En 2012, Kathy a quitté le pénitencier pour continuer à travailler avec les survivants des pensionnats dans la communauté. Elle est actuellement directrice générale adjointe, travailleuse principale en soutien de santé et résolution des questions autochtones, et gardienne du savoir au Anish Healing Centre. Elle y offre des services de soutien émotionnel, de santé mentale, et culturel aux survivants des pensionnats autochtones et des externats, à ceux de la rafle des années soixante et de leurs descendants, ainsi qu’aux femmes, filles, personnes bispirituelles, transgenres et de genre diversifié + (FF2+ADA) autochtones disparues et assassinées. Kathy est titulaire de nombreux certificats et diplômes portant sur les effets des traumatismes et la guérison des traumatismes.
Dorene Bernard
Kesatum tan teli L’nuwey, clan Kiwnik, Sipekne’katik, Mi’kmaki, réside à Indian Brook, en Nouvelle-Écosse. Elle est la mère de 4 enfants et la grand-mère de 10 magnifiques petits-enfants. Elle a survécu au pensionnat autochtones de Shubenacadie et est de la troisième génération de sa famille à l’avoir fréquenté.

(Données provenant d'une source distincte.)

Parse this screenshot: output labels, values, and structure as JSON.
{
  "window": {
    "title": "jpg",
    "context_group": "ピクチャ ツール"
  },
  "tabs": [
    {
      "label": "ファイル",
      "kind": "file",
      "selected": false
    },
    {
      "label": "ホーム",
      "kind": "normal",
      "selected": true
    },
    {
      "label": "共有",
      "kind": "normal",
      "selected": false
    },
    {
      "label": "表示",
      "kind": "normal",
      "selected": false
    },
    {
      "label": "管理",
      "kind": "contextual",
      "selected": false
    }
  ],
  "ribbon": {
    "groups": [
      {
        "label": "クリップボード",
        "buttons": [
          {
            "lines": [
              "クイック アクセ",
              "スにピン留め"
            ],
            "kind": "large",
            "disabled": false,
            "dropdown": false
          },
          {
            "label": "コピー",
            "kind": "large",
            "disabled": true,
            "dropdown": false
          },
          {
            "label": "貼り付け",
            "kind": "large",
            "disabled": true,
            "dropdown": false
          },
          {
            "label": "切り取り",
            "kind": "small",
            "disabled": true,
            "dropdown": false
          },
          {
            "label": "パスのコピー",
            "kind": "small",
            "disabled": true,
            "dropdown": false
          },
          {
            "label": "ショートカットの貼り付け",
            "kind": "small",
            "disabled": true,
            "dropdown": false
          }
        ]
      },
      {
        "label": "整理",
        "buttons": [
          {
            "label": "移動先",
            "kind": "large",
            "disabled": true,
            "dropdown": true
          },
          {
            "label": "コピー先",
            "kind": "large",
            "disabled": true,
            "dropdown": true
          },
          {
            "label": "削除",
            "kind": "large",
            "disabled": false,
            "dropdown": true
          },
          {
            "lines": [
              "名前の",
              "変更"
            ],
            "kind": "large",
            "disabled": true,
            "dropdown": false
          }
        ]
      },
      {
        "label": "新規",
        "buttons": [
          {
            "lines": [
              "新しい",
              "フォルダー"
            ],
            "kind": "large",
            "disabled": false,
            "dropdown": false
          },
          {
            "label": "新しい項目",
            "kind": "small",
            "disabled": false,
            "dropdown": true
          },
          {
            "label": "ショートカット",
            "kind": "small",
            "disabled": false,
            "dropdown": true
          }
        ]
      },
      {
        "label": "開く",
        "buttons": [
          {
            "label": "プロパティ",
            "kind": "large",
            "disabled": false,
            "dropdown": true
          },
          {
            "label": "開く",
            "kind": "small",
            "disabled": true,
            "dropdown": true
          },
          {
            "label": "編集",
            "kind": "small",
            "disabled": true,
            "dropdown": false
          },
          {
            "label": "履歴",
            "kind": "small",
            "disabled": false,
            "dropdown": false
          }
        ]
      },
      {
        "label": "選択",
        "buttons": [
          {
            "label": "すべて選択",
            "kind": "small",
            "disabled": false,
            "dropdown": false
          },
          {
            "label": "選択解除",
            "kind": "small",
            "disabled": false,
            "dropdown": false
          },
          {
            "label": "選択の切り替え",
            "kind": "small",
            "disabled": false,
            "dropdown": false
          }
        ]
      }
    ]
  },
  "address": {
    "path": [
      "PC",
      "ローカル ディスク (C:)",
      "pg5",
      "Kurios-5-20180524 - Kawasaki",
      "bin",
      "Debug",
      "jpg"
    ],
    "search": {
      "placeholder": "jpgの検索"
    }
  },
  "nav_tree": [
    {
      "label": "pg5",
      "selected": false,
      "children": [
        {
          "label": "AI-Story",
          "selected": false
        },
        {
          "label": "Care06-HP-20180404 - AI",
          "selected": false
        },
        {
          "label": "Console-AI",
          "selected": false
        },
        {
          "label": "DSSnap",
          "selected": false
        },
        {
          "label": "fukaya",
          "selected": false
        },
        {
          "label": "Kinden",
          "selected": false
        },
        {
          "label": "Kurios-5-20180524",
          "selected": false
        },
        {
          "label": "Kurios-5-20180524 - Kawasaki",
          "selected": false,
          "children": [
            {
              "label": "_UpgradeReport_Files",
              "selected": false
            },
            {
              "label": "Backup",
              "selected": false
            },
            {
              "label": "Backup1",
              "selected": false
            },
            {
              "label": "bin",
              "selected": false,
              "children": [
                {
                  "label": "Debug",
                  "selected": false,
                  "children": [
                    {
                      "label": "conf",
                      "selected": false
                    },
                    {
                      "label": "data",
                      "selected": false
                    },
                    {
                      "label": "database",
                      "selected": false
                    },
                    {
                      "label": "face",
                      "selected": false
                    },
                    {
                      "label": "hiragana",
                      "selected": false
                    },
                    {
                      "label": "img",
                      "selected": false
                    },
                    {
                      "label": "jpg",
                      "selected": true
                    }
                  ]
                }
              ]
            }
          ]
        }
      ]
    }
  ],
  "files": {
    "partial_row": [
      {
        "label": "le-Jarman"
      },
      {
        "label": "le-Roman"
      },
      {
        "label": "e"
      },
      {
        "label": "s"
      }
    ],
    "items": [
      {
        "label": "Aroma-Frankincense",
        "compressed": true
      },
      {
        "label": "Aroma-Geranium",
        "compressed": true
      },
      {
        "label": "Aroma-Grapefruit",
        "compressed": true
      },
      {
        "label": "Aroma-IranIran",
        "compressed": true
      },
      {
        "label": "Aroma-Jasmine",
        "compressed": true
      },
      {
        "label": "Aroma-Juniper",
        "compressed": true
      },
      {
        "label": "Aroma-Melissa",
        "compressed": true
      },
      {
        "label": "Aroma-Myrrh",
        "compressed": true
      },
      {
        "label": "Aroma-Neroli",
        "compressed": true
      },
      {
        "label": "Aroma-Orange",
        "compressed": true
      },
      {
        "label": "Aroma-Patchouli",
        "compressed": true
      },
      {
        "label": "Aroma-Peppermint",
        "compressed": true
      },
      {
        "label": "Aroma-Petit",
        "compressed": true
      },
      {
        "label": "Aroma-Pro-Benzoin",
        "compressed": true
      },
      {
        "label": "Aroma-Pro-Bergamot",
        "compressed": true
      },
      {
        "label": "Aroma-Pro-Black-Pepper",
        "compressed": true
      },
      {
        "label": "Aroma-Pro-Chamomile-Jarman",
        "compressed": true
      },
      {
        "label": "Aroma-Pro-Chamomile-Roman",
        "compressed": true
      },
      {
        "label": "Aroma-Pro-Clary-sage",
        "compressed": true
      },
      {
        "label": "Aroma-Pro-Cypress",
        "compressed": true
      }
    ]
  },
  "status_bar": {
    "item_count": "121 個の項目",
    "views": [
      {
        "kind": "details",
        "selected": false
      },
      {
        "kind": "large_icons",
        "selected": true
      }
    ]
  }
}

Dorene a obtenu un baccalauréat en travail social à l’Université Dalhousie en 1991 et une maîtrise en travail social dans le domaine des études autochtones à l’Université Sir Wilfrid Laurier en 2013. Elle coordonne le projet sur les répercussions des pensionnats autochtones mené au Centre culturel Mi’kmawey Debert. Ce projet vise à commémorer et honorer les survivants des pensionnats autochtones de Shubenacadie et les familles de la région de l’Atlantique qui ont fréquenté cet établissement, ainsi qu’à documenter l’histoire et les conséquences des pensionnats autochtones et des enfants qui ne sont jamais rentrés à la maison.